The data shown here, indicates that as the ring shrinks from a perimeter of ~26 µm to ~13 µm, relatively few bundles are observed, despite ~half of the f-actin being lost during this first period of constriction. There are three implications from this finding. First, it suggests that at early stages, "classical" disassembly is probably responsible for the loss of actin and ABPs. Second, unless ~1/3 of the actin is lost by extrusion during these early stages, the value of 68% of total ring lost by extrusion seems quite high (the solution to this appears to be that this value is calculated from rings that have already constricted significantly – a 3.5 µm diameter ring is not a typical early ring, other data in the manuscript indicates that an early ring is ~ 8 µm in diameter). Thus, this calculation appears somewhat misleading. Third, the manuscript should discuss how these two processes likely work together during ring constriction.
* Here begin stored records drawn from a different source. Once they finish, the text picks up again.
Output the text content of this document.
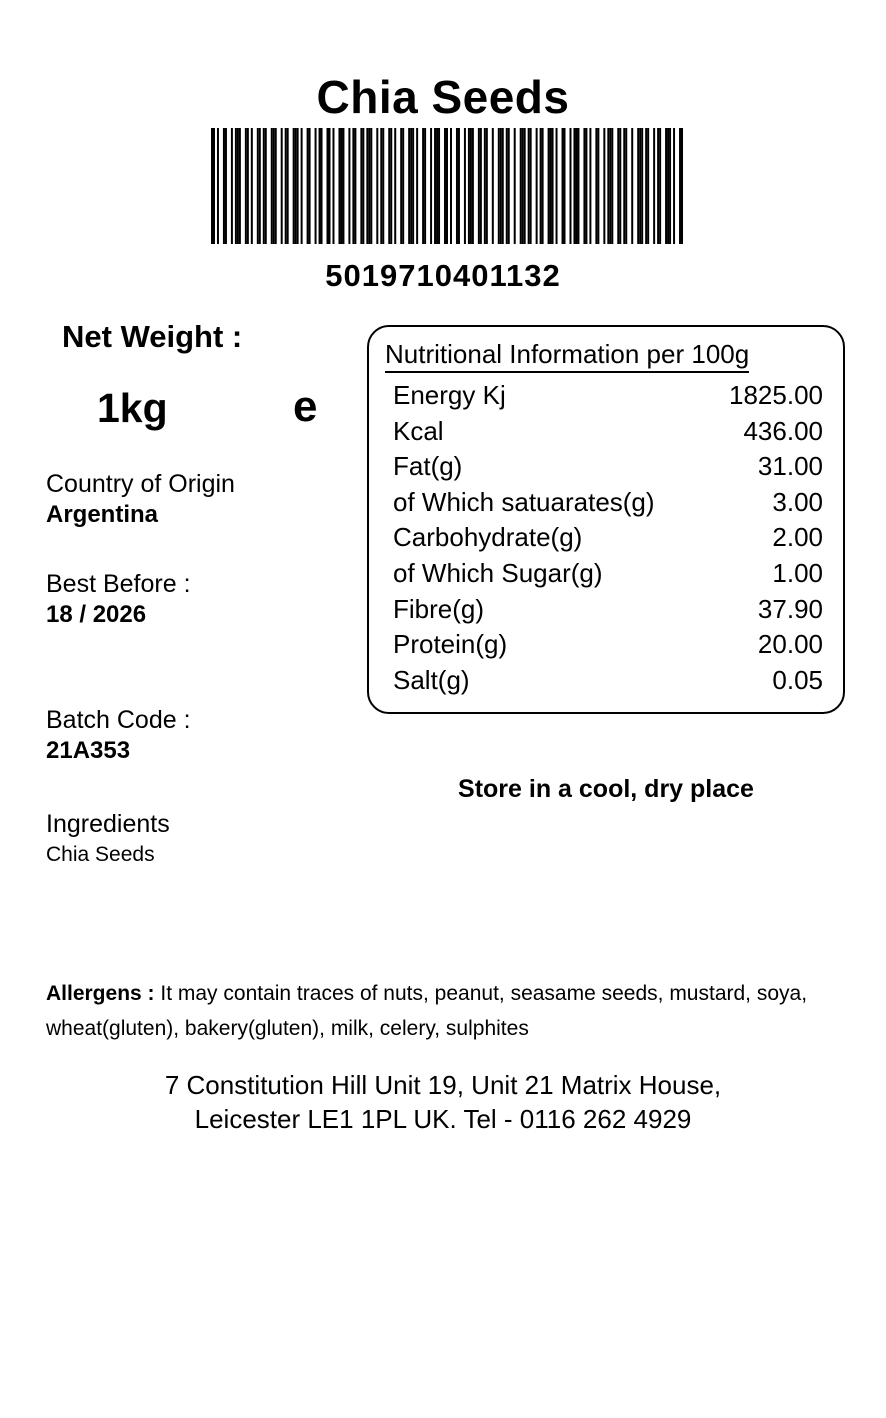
Chia Seeds
5019710401132
Net Weight :
1kg	e
Country of Origin
Argentina
Best Before :
18 / 2026
Batch Code :
21A353
Ingredients
Chia Seeds
Nutritional Information per 100g
Energy Kj	1825.00
Kcal	436.00
Fat(g)	31.00
of Which satuarates(g)	3.00
Carbohydrate(g)	2.00
of Which Sugar(g)	1.00
Fibre(g)	37.90
Protein(g)	20.00
Salt(g)	0.05
Store in a cool, dry place
Allergens : It may contain traces of nuts, peanut, seasame seeds, mustard, soya, wheat(gluten), bakery(gluten), milk, celery, sulphites
7 Constitution Hill Unit 19, Unit 21 Matrix House,
Leicester LE1 1PL UK. Tel - 0116 262 4929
We have read this comment and our manuscript carefully, and do not understand how the reviewer arrived at ~ half of the F-actin being lost during this first period of constriction. We chose early rings as those with a diameter of ~ 3.5 µm since in other experiments in Figure 2C, we only observed bundles when rings reached a diameter of ~ 2.5 µm. Since the goal of the experiment suggested by reviewer 1 was to estimate the fraction of the ring-associated actin lost through bundle expulsion, an initial diameter of ~ 3.5 µm seemed like a good starting point. We therefore do not believe the reported calculations are misleading. As to the issue of whether actin is also lost through other “classical” disassembly pathways, this is an interesting and open question. Further analysis, using better probes for the actin cytoskeleton will be required to fully address this possibility.

As suggested by this reviewer, we have made a mention of these considerations in the revised manuscript.